Mr Lomas’ brother, David Lomas, was also in journalism for 55 years as print and later a TV journalist – now presenter in TV programme, David Lomas Investigates, said:

“Peter Lomas was the man who changed Fiji journalism. When he started in Fiji the only newspaper was The Fiji Times and its readership was the rich, the educated and the expats,” David said.

“Peter wanted to make the news available and understandable to everyone – and that is just what he did.

“And he wanted his journalists to write about the things that mattered to the everyday folk.

“He believed journalism should celebrate as well as challenge. Though he did not shy from doing the hard stories. In his journalism world he did not want the negative to always dominate.

“Peter’s passion for journalism was my inspiration for being a journalist. I just saw what he was doing and wanted to do the same.

“We both pretty much shared the same views – so we always just got along.

“Peter was a man of great chap – he just had four great passions – his job, his family, sport and Fiji – and they totally consumed his life.

“He was never on holiday, never on a day off. Work was everything to him. At a family breakfast he’d be on the phone for half of it talking to the office. It was the same at a rugby game – half an eye on the game, half an eye on the emails on his phone.

“Being a journalist, he always said, was the greatest job a person could have. ‘We get the front row seat seeing what happens,’ he would say. ‘And when it is great, we report and celebrate it and when it was bad, we still report that but we hope by doing so we can influence change’.

“He was a stickler for what he used to call the ABC of journalism – something that the hundreds of journalists he helped train in Fiji and around the Pacific will always remember.

“The ABC’s – accuracy, balance, and credibility.

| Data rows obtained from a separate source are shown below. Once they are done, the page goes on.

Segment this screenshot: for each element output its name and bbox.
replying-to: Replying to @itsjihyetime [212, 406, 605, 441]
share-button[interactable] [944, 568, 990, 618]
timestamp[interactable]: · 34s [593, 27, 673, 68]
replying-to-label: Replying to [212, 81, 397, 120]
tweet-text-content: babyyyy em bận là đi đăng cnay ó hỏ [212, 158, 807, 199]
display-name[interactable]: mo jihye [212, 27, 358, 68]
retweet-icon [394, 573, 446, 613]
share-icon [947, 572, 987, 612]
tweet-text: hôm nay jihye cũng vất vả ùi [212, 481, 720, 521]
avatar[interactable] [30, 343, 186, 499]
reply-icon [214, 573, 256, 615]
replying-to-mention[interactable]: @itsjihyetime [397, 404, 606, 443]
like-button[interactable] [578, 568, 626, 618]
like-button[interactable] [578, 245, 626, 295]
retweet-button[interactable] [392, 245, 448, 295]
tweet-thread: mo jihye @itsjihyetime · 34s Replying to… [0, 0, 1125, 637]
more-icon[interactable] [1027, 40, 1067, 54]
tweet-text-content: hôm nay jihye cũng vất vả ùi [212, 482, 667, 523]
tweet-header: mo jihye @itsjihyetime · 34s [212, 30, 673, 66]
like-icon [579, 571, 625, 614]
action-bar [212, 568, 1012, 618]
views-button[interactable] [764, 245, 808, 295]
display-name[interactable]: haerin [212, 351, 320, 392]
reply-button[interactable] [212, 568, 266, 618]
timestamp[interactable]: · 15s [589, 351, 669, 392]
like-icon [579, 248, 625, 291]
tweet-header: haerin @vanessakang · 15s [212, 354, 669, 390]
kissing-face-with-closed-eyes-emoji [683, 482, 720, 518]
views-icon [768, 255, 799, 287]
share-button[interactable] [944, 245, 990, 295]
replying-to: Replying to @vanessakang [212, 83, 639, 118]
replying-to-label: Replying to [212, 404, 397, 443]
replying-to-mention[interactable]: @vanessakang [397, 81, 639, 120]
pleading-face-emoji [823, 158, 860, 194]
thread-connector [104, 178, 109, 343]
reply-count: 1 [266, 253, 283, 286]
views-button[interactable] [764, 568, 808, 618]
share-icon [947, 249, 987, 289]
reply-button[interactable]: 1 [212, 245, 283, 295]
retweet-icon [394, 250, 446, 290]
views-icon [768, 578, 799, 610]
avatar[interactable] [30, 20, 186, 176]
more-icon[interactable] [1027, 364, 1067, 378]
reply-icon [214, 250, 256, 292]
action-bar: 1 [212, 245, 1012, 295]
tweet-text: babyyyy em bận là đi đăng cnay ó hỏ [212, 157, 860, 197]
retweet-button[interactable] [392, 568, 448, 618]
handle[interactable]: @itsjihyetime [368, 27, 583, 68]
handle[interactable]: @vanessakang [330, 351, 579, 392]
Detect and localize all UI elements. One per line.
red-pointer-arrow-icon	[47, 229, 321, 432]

They were his mantra.

“Peter believed journalism did not always have to be negative. He would often say that it needed to also be journalism of hope and that in a newspaper there needed to be room to celebrate development and not just always write negatively.

“He was critical of the foreign journalists who did their hit and run jobs on Fiji, always looking for the sensational headline, especially in recent years.

“He believed they didn’t follow the ABC.

“I remember in one case Peter was infuriated when a New Zealand journalist did a big story on police brutality in Fiji when some officers were alleged to have beaten some youngsters. That Fiji story got more headlines in New Zealand than an incident when four New Zealand police officers there were alleged to have bashed a man in a police cell resulting in the man’s death.

“Foreign journalists and governments, Peter believed, were fixated on the history of coups and would never acknowledge, even after free elections saw Frank Bainimarama win in a landslide, all the good things that were happening in Fiji, including corruption being largely rooted out.”

Daughter Losalini said: “First, we’d like to thank the amazing CWM ICU team for all the excellent care they provided him.

“Dad was born in New Zealand, but Fiji was his home. He was proud to carry a blue Fiji passport and believed in the people and nation of Fiji.

“Our father had two great loves: his family and his work. He was a simple, kind, hardworking and generous man. He lived his life putting others before himself.

“His work in the media was a big part of who he was, with his late wife Nina. They believed in empowering and training journalists.

“He loved putting out a daily paper, and we believe the Fiji Sun will continue to shine.

“We would also like to acknowledge and give thanks to the Patel family, and the late Sandip and JC Patel, for their vision and belief in our father and in the Fiji Sun.”

Mr Lomas was father to Talei, Roger and Losalini, father-in-law to David, Lani and Josh. Grandfather to Rylan and Avery.  Ta Levu to Nina and Jo.

Funeral arrangements are still being worked out.